Dig a little deeper into the data, though, and one finds that crucial elements of Trump’s support melt away if he’s convicted on any of the 91 criminal charges he faces, putting Biden back in the lead.

Former United Nations Ambassador Nikki Haley, on the other hand, leads Biden by double digits in several polls. If she is the GOP candidate, the suburban female voters who fled the Republican Party by the hundreds of thousands during the Trump years come back home, and Democrats face the prospect of losing the presidency, the U.S. Senate, and seeing Republicans expand their slim majority in the U.S. House of Representatives.

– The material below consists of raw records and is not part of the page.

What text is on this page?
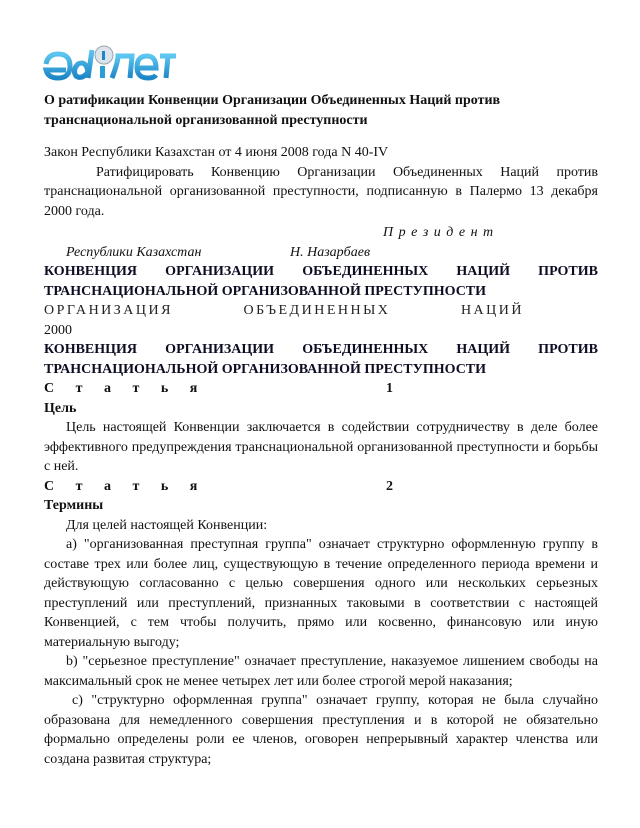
О ратификации Конвенции Организации Объединенных Наций против транснациональной организованной преступности
Закон Республики Казахстан от 4 июня 2008 года N 40-IV
Ратифицировать Конвенцию Организации Объединенных Наций против транснациональной организованной преступности, подписанную в Палермо 13 декабря 2000 года.
П р е з и д е н т
Республики Казахстан	Н. Назарбаев
КОНВЕНЦИЯ ОРГАНИЗАЦИИ ОБЪЕДИНЕННЫХ НАЦИЙ ПРОТИВ ТРАНСНАЦИОНАЛЬНОЙ ОРГАНИЗОВАННОЙ ПРЕСТУПНОСТИ
ОРГАНИЗАЦИЯ	ОБЪЕДИНЕННЫХ	НАЦИЙ
2000
КОНВЕНЦИЯ ОРГАНИЗАЦИИ ОБЪЕДИНЕННЫХ НАЦИЙ ПРОТИВ ТРАНСНАЦИОНАЛЬНОЙ ОРГАНИЗОВАННОЙ ПРЕСТУПНОСТИ
С т а т ь я	1
Цель
Цель настоящей Конвенции заключается в содействии сотрудничеству в деле более эффективного предупреждения транснациональной организованной преступности и борьбы с ней.
С т а т ь я	2
Термины
Для целей настоящей Конвенции:
a) "организованная преступная группа" означает структурно оформленную группу в составе трех или более лиц, существующую в течение определенного периода времени и действующую согласованно с целью совершения одного или нескольких серьезных преступлений или преступлений, признанных таковыми в соответствии с настоящей Конвенцией, с тем чтобы получить, прямо или косвенно, финансовую или иную материальную выгоду;
b) "серьезное преступление" означает преступление, наказуемое лишением свободы на максимальный срок не менее четырех лет или более строгой мерой наказания;
c) "структурно оформленная группа" означает группу, которая не была случайно образована для немедленного совершения преступления и в которой не обязательно формально определены роли ее членов, оговорен непрерывный характер членства или создана развитая структура;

No, Democrats need Trump. Without him, they would go back to squabbling amongst themselves — and getting their butts kicked at the ballot box.

That’s why they weren’t the architects of the litigation that challenged Trump’s eligibility. No, the masterminds of the effort are two conservative law professors — William Baude of the University of Chicago and Michael Stokes Paulsen of the University of St. Thomas — who are active members of the Federalist Society.

The Federalist Society is the conservative legal group that nurtured Trump’s three nominees to the U.S. Supreme Court. The group has been the source of most rightwing legal thought for the past couple of generations.

The bedrock upon which the Federalist Society built itself was a supposed and loudly stated faith in constitutional “original intent.” That original intent should be determined, Federalist Society devotees insist, by close reading of the plain text of the Constitution.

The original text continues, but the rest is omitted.